When it comes to determining whether employers are legally obligated to disclose to employees whether an employee has contracted COVID-19, different states have different rules. At the federal level, the Occupational and Safety Health Administration has ruled that employees have a right to know if they have been exposed to the virus in the workplace.
Privacy remains a concern, however. An employee could be terminated for talking about another employee’s exposure. And a false statement about someone having caught the disease would be considered defamatory. At the same time, employers need to know how to react when an employee is falsely claiming to have COVID-19, perhaps in an attempt to secure a monetary judgment or obtain workmen’s compensation.
There isn’t a lot of precedent to which employers can refer, when devising conditions in the workplace that ensure the safety of employers. However, OSHA has some useful guidelines, albeit generic ones, for accommodating social distancing and requiring face masks.
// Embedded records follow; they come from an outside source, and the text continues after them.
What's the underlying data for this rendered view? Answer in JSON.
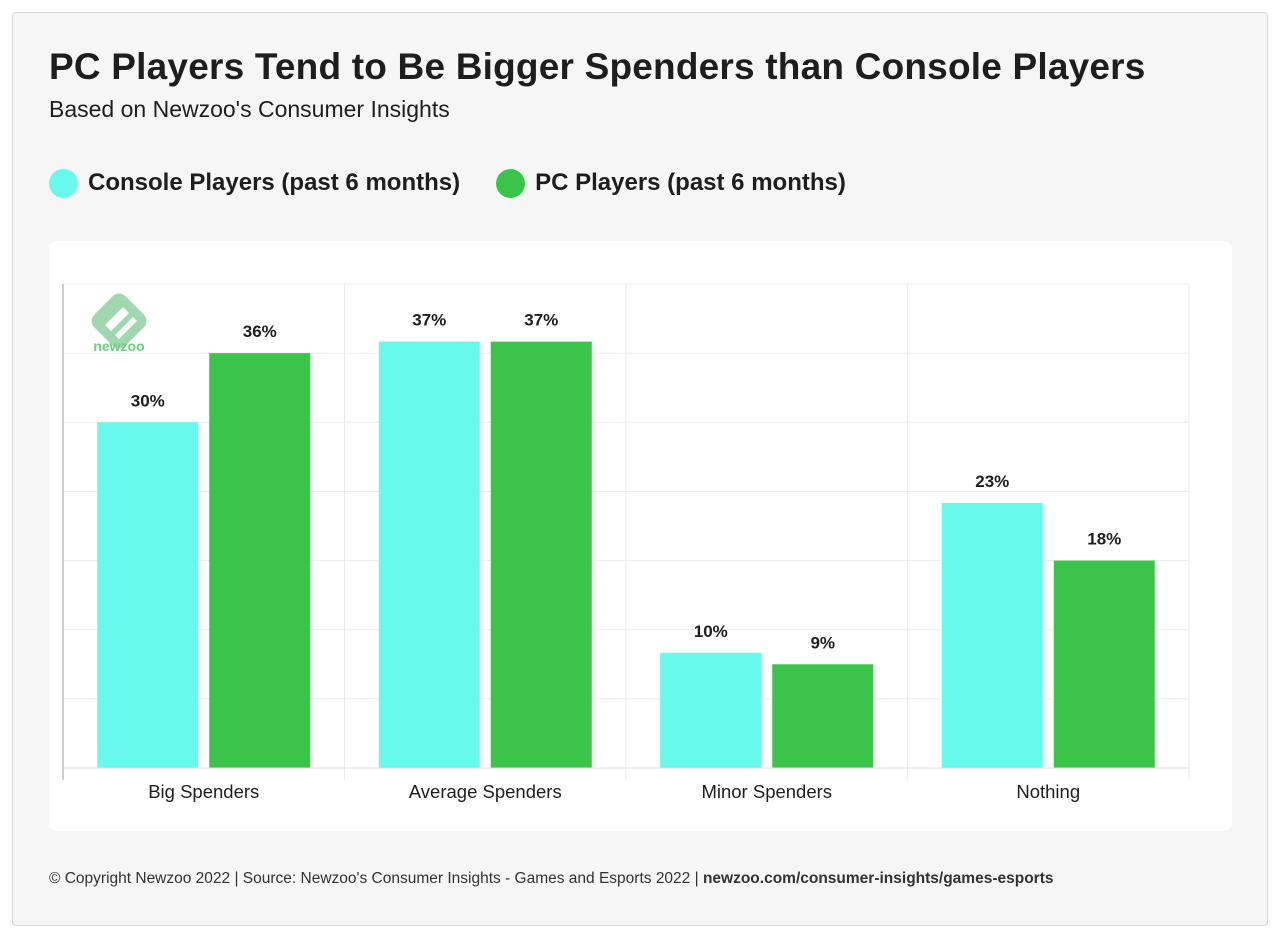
{
  "header": {
    "title": "PC Players Tend to Be Bigger Spenders than Console Players",
    "subtitle": "Based on Newzoo's Consumer Insights"
  },
  "legend": [
    {
      "label": "Console Players (past 6 months)",
      "color": "#66f9ec"
    },
    {
      "label": "PC Players (past 6 months)",
      "color": "#3ac449"
    }
  ],
  "watermark": {
    "text": "newzoo",
    "icon": "newzoo-logo-icon"
  },
  "chart_data": {
    "type": "bar",
    "categories": [
      "Big Spenders",
      "Average Spenders",
      "Minor Spenders",
      "Nothing"
    ],
    "series": [
      {
        "name": "Console Players (past 6 months)",
        "values": [
          30,
          37,
          10,
          23
        ],
        "labels": [
          "30%",
          "37%",
          "10%",
          "23%"
        ],
        "color": "#66f9ec"
      },
      {
        "name": "PC Players (past 6 months)",
        "values": [
          36,
          37,
          9,
          18
        ],
        "labels": [
          "36%",
          "37%",
          "9%",
          "18%"
        ],
        "color": "#3ac449"
      }
    ],
    "ylim": [
      0,
      42
    ],
    "grid": true
  },
  "footer": {
    "text": "© Copyright Newzoo 2022 | Source: Newzoo's Consumer Insights - Games and Esports 2022 | ",
    "link": "newzoo.com/consumer-insights/games-esports"
  }
}
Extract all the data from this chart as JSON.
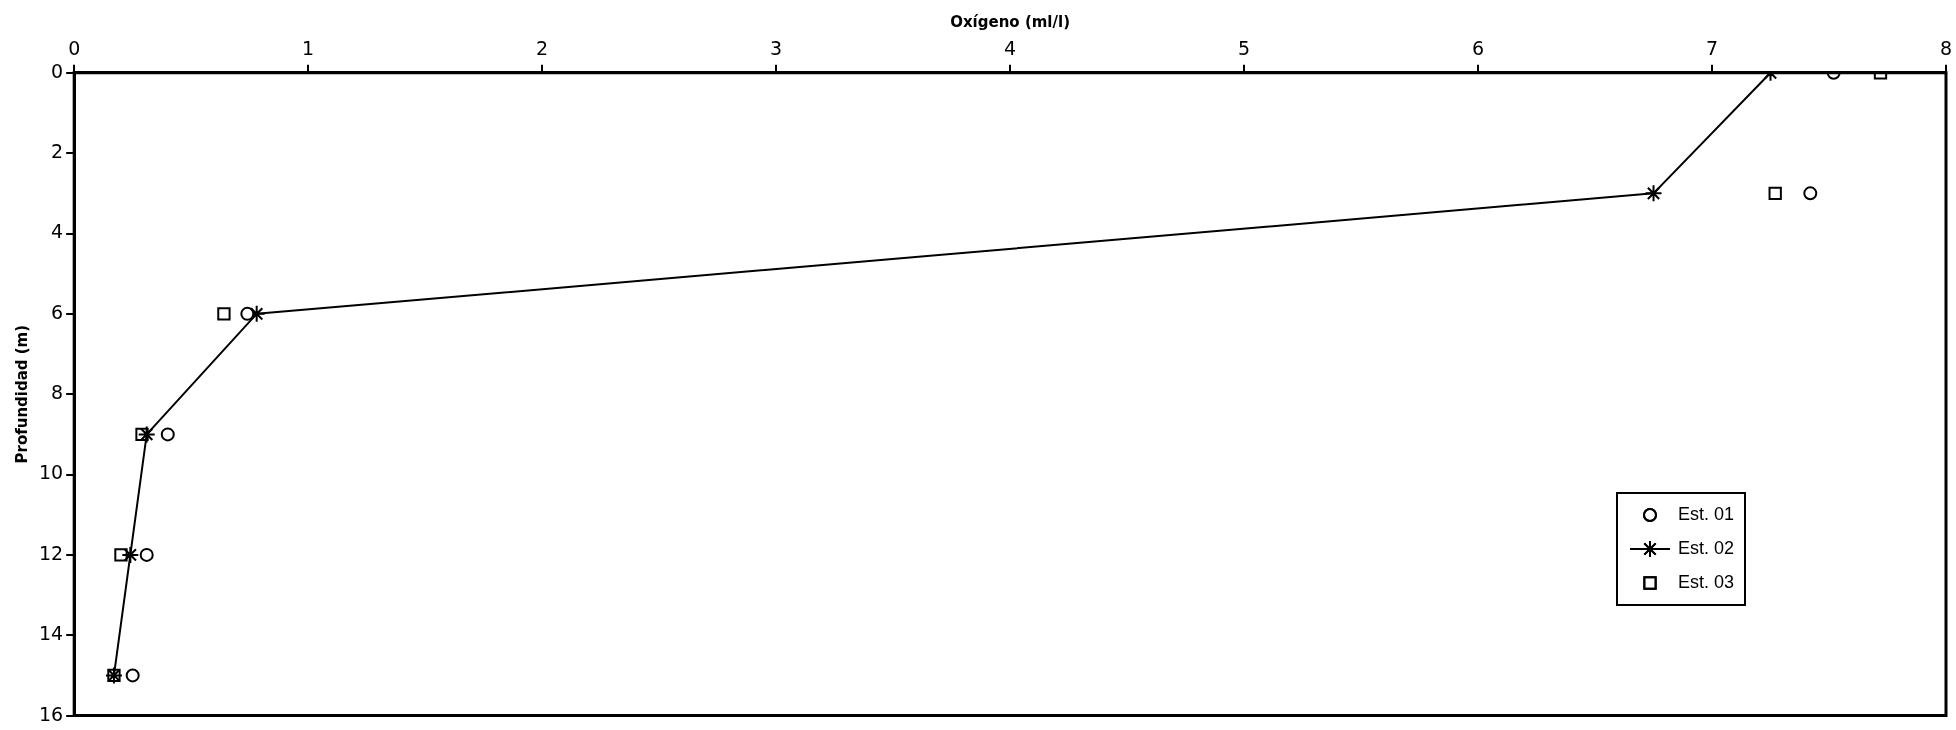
{
  "chart_data": {
    "type": "scatter",
    "xlabel": "Oxígeno (ml/l)",
    "ylabel": "Profundidad (m)",
    "xlim": [
      0,
      8
    ],
    "xticks": [
      0,
      1,
      2,
      3,
      4,
      5,
      6,
      7,
      8
    ],
    "ylim": [
      16,
      0
    ],
    "yticks": [
      0,
      2,
      4,
      6,
      8,
      10,
      12,
      14,
      16
    ],
    "grid": false,
    "legend": "bottom right",
    "series": [
      {
        "name": "Est. 01",
        "marker": "circle",
        "color": "#000000",
        "x": [
          7.52,
          7.42,
          0.74,
          0.4,
          0.31,
          0.25
        ],
        "values": [
          0,
          3,
          6,
          9,
          12,
          15
        ]
      },
      {
        "name": "Est. 02",
        "type": "line",
        "marker": "cross",
        "color": "#000000",
        "x": [
          7.25,
          6.75,
          0.78,
          0.31,
          0.24,
          0.17
        ],
        "values": [
          0,
          3,
          6,
          9,
          12,
          15
        ]
      },
      {
        "name": "Est. 03",
        "marker": "square",
        "color": "#000000",
        "x": [
          7.72,
          7.27,
          0.64,
          0.29,
          0.2,
          0.17
        ],
        "values": [
          0,
          3,
          6,
          9,
          12,
          15
        ]
      }
    ]
  }
}
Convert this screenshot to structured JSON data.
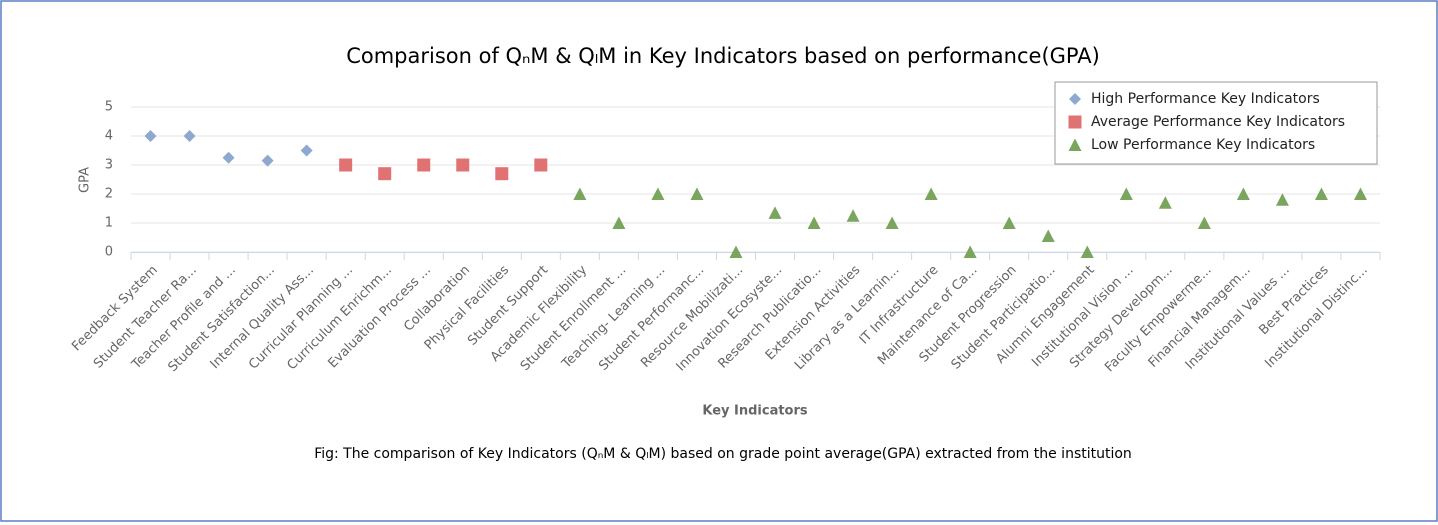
{
  "chart_data": {
    "type": "scatter",
    "title": "Comparison of QₙM & QₗM in Key Indicators based on performance(GPA)",
    "caption": "Fig: The comparison of Key Indicators (QₙM & QₗM) based on grade point average(GPA) extracted from the institution",
    "x_label": "Key Indicators",
    "y_label": "GPA",
    "categories": [
      "Feedback System",
      "Student Teacher Ra...",
      "Teacher Profile and ...",
      "Student Satisfaction...",
      "Internal Quality Ass...",
      "Curricular Planning ...",
      "Curriculum Enrichm...",
      "Evaluation Process ...",
      "Collaboration",
      "Physical Facilities",
      "Student Support",
      "Academic Flexibility",
      "Student Enrollment ...",
      "Teaching- Learning ...",
      "Student Performanc...",
      "Resource Mobilizati...",
      "Innovation Ecosyste...",
      "Research Publicatio...",
      "Extension Activities",
      "Library as a Learnin...",
      "IT Infrastructure",
      "Maintenance of Ca...",
      "Student Progression",
      "Student Participatio...",
      "Alumni Engagement",
      "Institutional Vision ...",
      "Strategy Developm...",
      "Faculty Empowerme...",
      "Financial Managem...",
      "Institutional Values ...",
      "Best Practices",
      "Institutional Distinc..."
    ],
    "series": [
      {
        "name": "High Performance Key Indicators",
        "color": "#8da9cf",
        "marker": "diamond",
        "values": [
          4,
          4,
          3.25,
          3.15,
          3.5,
          null,
          null,
          null,
          null,
          null,
          null,
          null,
          null,
          null,
          null,
          null,
          null,
          null,
          null,
          null,
          null,
          null,
          null,
          null,
          null,
          null,
          null,
          null,
          null,
          null,
          null,
          null
        ]
      },
      {
        "name": "Average Performance Key Indicators",
        "color": "#e07272",
        "marker": "square",
        "values": [
          null,
          null,
          null,
          null,
          null,
          3,
          2.7,
          3,
          3,
          2.7,
          3,
          null,
          null,
          null,
          null,
          null,
          null,
          null,
          null,
          null,
          null,
          null,
          null,
          null,
          null,
          null,
          null,
          null,
          null,
          null,
          null,
          null
        ]
      },
      {
        "name": "Low Performance Key Indicators",
        "color": "#7aa55c",
        "marker": "triangle",
        "values": [
          null,
          null,
          null,
          null,
          null,
          null,
          null,
          null,
          null,
          null,
          null,
          2,
          1,
          2,
          2,
          0,
          1.35,
          1,
          1.25,
          1,
          2,
          0,
          1,
          0.55,
          0,
          2,
          1.7,
          1,
          2,
          1.8,
          2,
          2
        ]
      }
    ],
    "ylim": [
      0,
      5
    ],
    "yticks": [
      0,
      1,
      2,
      3,
      4,
      5
    ],
    "grid": true,
    "legend": "top-right"
  }
}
In addition, local restrictions in places of business must be taken into account.
The coronavirus pandemic may lead to permanent changes in how the workplace is set up, as well as policies allowing employees to work from home for all or part of the week. Previously, employers might have resisted such a concession, but “now it’s going to be very hard to ever say no to an employee,” says Barron, “when you’ve established as a country the precedent that it’s reasonable.”
Many issues remain unresolved. Lawsuits, workers’ comp claims and OSHA complaints “are all things that employers are very worried about right now,” Barron says.